Giving is receiving

There’s no question that when we give to others – whether it’s our time, charitable donations, or gifts – we feel good. Sometimes it’s anticipation and joy as we watch someone open his or her gift, or it can be pride or the sense of self-satisfaction we experience when supporting a charity, organization or cause we believe is important. Whatever our reason for giving to others, it feels good – and it’s good for us!

Beyond anecdotal evidence and the hard to measure “warm fuzzy feelings” we derive from acts of kindness and sharing, medical research indicates that giving is good for the giver’s physical and mental health. Giving reduces stress, which can lower blood pressure. Other health benefits associated with giving include increased self-esteem, reduced depression, and increased happiness – all gifts that can result in a longer, healthier life.

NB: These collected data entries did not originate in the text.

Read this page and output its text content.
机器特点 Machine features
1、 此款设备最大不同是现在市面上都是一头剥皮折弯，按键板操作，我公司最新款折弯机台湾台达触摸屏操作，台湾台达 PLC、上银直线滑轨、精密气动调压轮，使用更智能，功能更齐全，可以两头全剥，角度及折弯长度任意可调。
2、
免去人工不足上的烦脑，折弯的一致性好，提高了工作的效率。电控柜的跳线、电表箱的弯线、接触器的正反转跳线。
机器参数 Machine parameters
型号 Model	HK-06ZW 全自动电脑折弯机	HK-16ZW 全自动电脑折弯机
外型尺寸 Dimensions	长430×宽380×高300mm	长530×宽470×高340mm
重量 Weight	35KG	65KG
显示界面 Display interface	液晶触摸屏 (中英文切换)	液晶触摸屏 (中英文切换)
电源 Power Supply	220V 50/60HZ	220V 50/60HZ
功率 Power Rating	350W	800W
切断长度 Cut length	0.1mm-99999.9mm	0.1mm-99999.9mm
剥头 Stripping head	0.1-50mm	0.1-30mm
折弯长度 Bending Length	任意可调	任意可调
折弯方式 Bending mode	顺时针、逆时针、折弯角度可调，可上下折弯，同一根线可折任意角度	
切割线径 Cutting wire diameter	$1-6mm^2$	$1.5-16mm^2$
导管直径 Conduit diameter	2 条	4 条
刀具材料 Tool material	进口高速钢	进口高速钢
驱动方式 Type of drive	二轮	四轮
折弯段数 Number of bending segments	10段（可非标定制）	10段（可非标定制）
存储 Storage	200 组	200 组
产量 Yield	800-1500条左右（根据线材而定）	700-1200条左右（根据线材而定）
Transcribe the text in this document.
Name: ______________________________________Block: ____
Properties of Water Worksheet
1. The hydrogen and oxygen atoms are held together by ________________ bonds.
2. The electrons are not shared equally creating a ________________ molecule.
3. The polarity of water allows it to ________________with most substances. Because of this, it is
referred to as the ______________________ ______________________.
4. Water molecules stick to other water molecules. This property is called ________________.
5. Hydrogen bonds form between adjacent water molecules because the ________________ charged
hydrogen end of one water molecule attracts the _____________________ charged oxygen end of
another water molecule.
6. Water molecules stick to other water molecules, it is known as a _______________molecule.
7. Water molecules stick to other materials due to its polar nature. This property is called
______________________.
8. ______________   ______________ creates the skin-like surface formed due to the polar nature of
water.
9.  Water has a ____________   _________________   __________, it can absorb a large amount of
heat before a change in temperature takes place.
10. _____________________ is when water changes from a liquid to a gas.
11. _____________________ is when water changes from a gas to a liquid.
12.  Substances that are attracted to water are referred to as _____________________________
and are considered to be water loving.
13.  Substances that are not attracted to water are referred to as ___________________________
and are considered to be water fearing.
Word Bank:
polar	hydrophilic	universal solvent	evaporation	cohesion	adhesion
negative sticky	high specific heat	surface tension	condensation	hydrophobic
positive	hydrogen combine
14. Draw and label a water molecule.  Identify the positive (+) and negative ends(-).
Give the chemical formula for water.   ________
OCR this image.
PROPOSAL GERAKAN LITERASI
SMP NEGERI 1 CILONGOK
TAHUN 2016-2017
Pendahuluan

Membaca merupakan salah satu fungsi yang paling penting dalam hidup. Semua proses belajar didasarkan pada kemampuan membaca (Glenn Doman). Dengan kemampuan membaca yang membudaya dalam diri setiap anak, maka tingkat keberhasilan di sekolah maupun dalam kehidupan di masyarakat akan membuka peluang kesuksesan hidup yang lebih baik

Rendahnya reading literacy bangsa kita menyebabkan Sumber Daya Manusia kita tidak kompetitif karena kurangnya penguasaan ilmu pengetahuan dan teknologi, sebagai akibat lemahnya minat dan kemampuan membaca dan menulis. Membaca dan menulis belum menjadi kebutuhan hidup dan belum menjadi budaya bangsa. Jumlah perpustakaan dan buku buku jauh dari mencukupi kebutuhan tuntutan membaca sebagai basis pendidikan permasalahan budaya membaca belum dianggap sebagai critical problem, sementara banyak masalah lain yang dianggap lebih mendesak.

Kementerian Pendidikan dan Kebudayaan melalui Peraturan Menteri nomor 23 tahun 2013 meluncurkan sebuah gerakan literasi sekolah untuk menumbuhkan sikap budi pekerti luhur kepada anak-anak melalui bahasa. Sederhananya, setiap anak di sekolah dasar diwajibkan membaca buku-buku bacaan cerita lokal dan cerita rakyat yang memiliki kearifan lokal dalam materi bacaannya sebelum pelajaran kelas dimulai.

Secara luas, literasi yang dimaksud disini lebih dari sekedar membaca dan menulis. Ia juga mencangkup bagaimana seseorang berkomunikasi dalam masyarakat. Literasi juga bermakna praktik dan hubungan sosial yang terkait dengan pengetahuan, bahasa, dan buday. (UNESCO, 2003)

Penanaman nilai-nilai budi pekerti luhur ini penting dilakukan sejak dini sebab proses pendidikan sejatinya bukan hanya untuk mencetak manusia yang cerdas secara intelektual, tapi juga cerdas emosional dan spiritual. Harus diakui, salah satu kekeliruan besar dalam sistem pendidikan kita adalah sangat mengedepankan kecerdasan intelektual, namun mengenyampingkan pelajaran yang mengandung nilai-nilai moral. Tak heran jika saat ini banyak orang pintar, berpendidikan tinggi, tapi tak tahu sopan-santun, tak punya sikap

According to a 2006 study published in the International Journal of Psychophysiology, people who gave social support to others had lower blood pressure than people who didn’t. Supportive interaction with others also helped people recover from coronary-related events. The same study also found that people who gave their time to help others through community and organizational involvement had greater self-esteem, less depression and lower stress levels than those who didn’t.

In another 2006 study, researchers from the National Institutes of Health studied the functional MRIs of subjects who gave to various charities. They found that giving stimulates the mesolimbic pathway, which is the reward center in the brain, releasing endorphins and creating what is known as the “helper’s high.” That reaction, like other “feel-good” chemical catalysts, also is addictive – but it’s an addiction that’s good for us!

Overall, studies prove that giving affects us biologically, activating regions in the brain associated with pleasure, connection with other people and trust. According to a 1999 University of California, Berkeley, study, people who were 55 and older who volunteered for two or more organizations were 44 percent less likely to die over a five-year period than those who didn’t volunteer – even accounting for many other factors including age, exercise, general health and negative habits like smoking. And in a 2003 University of Michigan study, a researcher found similar numbers in studying elderly people who gave help to friends, relatives and neighbors – or who gave emotional support to their spouses – versus those who didn’t.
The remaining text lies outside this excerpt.